Since buying the business that would become Able Group of Companies in 1993, Benson has taken the company from $300,000 in sales in 1994 to a projected $100 million in sales this year.
Able’s two main divisions — Able Engineering & Component Services and Able Aerospace — provides component repair, overhaul and approved replacement parts solutions for rotorcraft and fixed-wing aircraft; and also manages Able’s FAA approved replacement parts inventory.
“We intentionally designed our company to be recession proof,” Benson said. “We knew we needed a lot of customers to do that and we now have 1,000 customers in 60 countries.”
Az Business talked to the man behind Able’s success story.
Az Business: What’s the biggest difference between being CEO of Able and leading a more traditional company?
Lee Benson: Complexity. We do about 4,000 jobs a month and every job can have as many as 1,500 pieces in it. We’re processing more than 100,000 parts a month and millions of operations and everything is special handling. Of the approximately 500 employees, we have 74 unique roles, all with their own special skills required. So it’s really complex business as opposed to running a restaurant or hardware store.
AB: How do you maintain your workforce with the need for so many specialists?
LB: On the engineering side, we have about 40 engineers who develop repairs and reverse engineer parts to go into the maintenance operations that we have. ASU and UA have been great sources for that. For the aircraft mechanics, there are military sites we go to and we recruit from them. For machinists, the Maricopa Community Colleges network is doing a fantastic job of developing machinists to come in here. For all 74 unique roles that we have, we have a special process for finding people to fill those roles.
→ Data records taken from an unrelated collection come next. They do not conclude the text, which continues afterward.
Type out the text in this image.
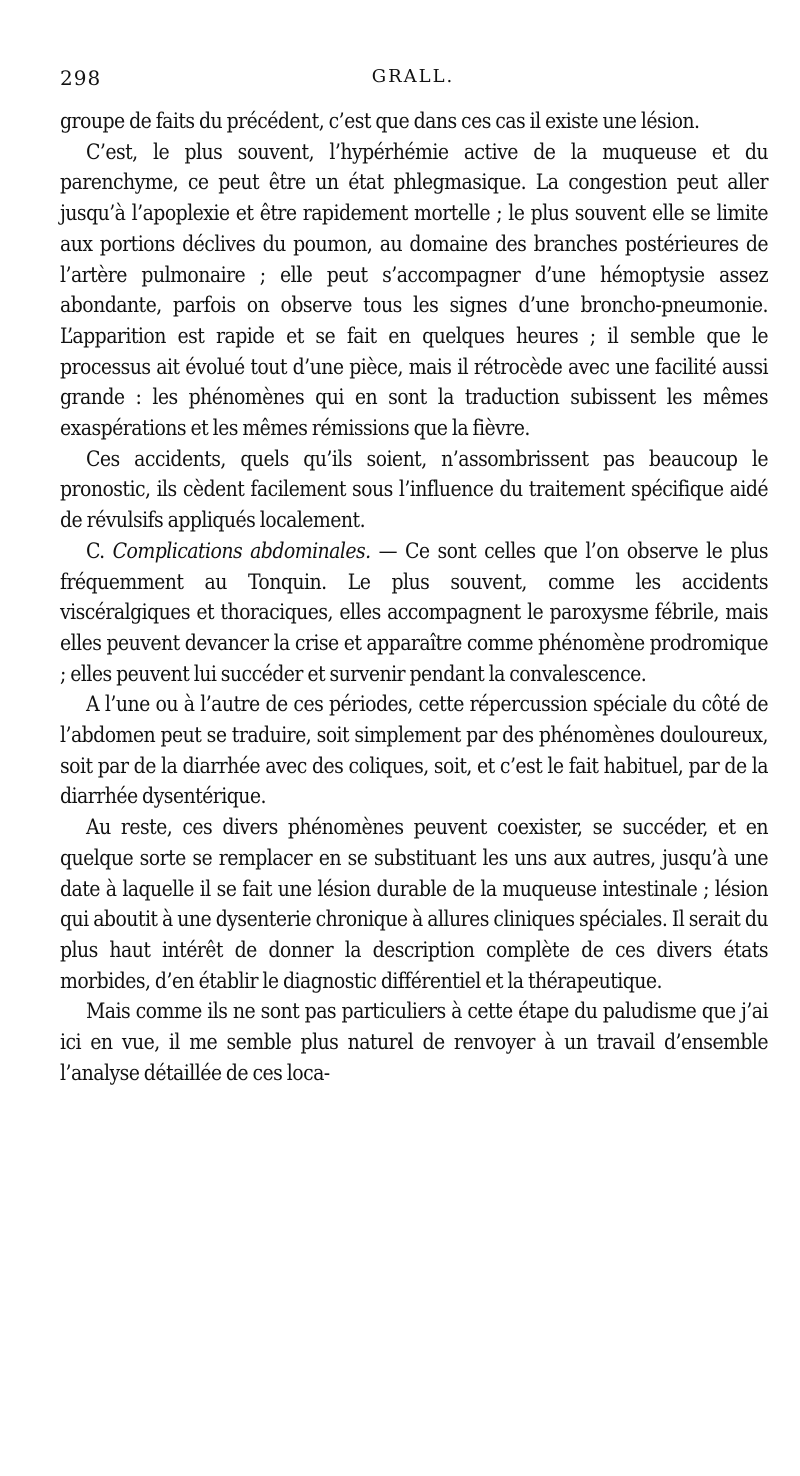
298	GRALL.

groupe de faits du précédent, c’est que dans ces cas il existe une lésion.

C’est, le plus souvent, l’hypérhémie active de la muqueuse et du parenchyme, ce peut être un état phlegmasique. La congestion peut aller jusqu’à l’apoplexie et être rapidement mortelle ; le plus souvent elle se limite aux portions déclives du poumon, au domaine des branches postérieures de l’artère pulmonaire ; elle peut s’accompagner d’une hémoptysie assez abondante, parfois on observe tous les signes d’une broncho-pneumonie. L’apparition est rapide et se fait en quelques heures ; il semble que le processus ait évolué tout d’une pièce, mais il rétrocède avec une facilité aussi grande : les phénomènes qui en sont la traduction subissent les mêmes exaspérations et les mêmes rémissions que la fièvre.

Ces accidents, quels qu’ils soient, n’assombrissent pas beaucoup le pronostic, ils cèdent facilement sous l’influence du traitement spécifique aidé de révulsifs appliqués localement.

C. Complications abdominales. — Ce sont celles que l’on observe le plus fréquemment au Tonquin. Le plus souvent, comme les accidents viscéralgiques et thoraciques, elles accompagnent le paroxysme fébrile, mais elles peuvent devancer la crise et apparaître comme phénomène prodromique ; elles peuvent lui succéder et survenir pendant la convalescence.

A l’une ou à l’autre de ces périodes, cette répercussion spéciale du côté de l’abdomen peut se traduire, soit simplement par des phénomènes douloureux, soit par de la diarrhée avec des coliques, soit, et c’est le fait habituel, par de la diarrhée dysentérique.

Au reste, ces divers phénomènes peuvent coexister, se succéder, et en quelque sorte se remplacer en se substituant les uns aux autres, jusqu’à une date à laquelle il se fait une lésion durable de la muqueuse intestinale ; lésion qui aboutit à une dysenterie chronique à allures cliniques spéciales. Il serait du plus haut intérêt de donner la description complète de ces divers états morbides, d’en établir le diagnostic différentiel et la thérapeutique.

Mais comme ils ne sont pas particuliers à cette étape du paludisme que j’ai ici en vue, il me semble plus naturel de renvoyer à un travail d’ensemble l’analyse détaillée de ces loca-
One other thing we do to augment the process to keep up with the growth is we partner with Goodwill of Central Arizona. They put a full-time person here who does nothing but recruit for all these roles and they’ve done a fantastic job.
AB: What qualities do you have that have helped you build Able?
LB: Patience, discipline and rigor around the managements process. I have the patience to say, “It’s going to take time. Don’t panic.” I have the discipline to make sure we keep a certain amount of cash in the company to grow, where a lot of business owners will take money out too soon and then when there is a downturn or an issue, they cannot survive that.
AB: How did you have the foresight to build Able into what it has become?
LB: Wherever I’ve been at in my life, I can always see the next step or opportunity. I was the company’s first employee in 1982. When I bought the company in 1993, we had lost all of our business overnight and were left with three employees, including myself. We went in a completely different direction and i could easily see getting to $5 million in the aerospace industry. Once we got there, I could easily see $10 million and then $20 million. Now, this year, it will be close to $100 million and we have a pretty clear path to a half-billion dollars. Seeing the next steps is easy as long as you’re fully engaged in the game and you have all the team members and every brain in the game. You just have to keep marching forward and going after it.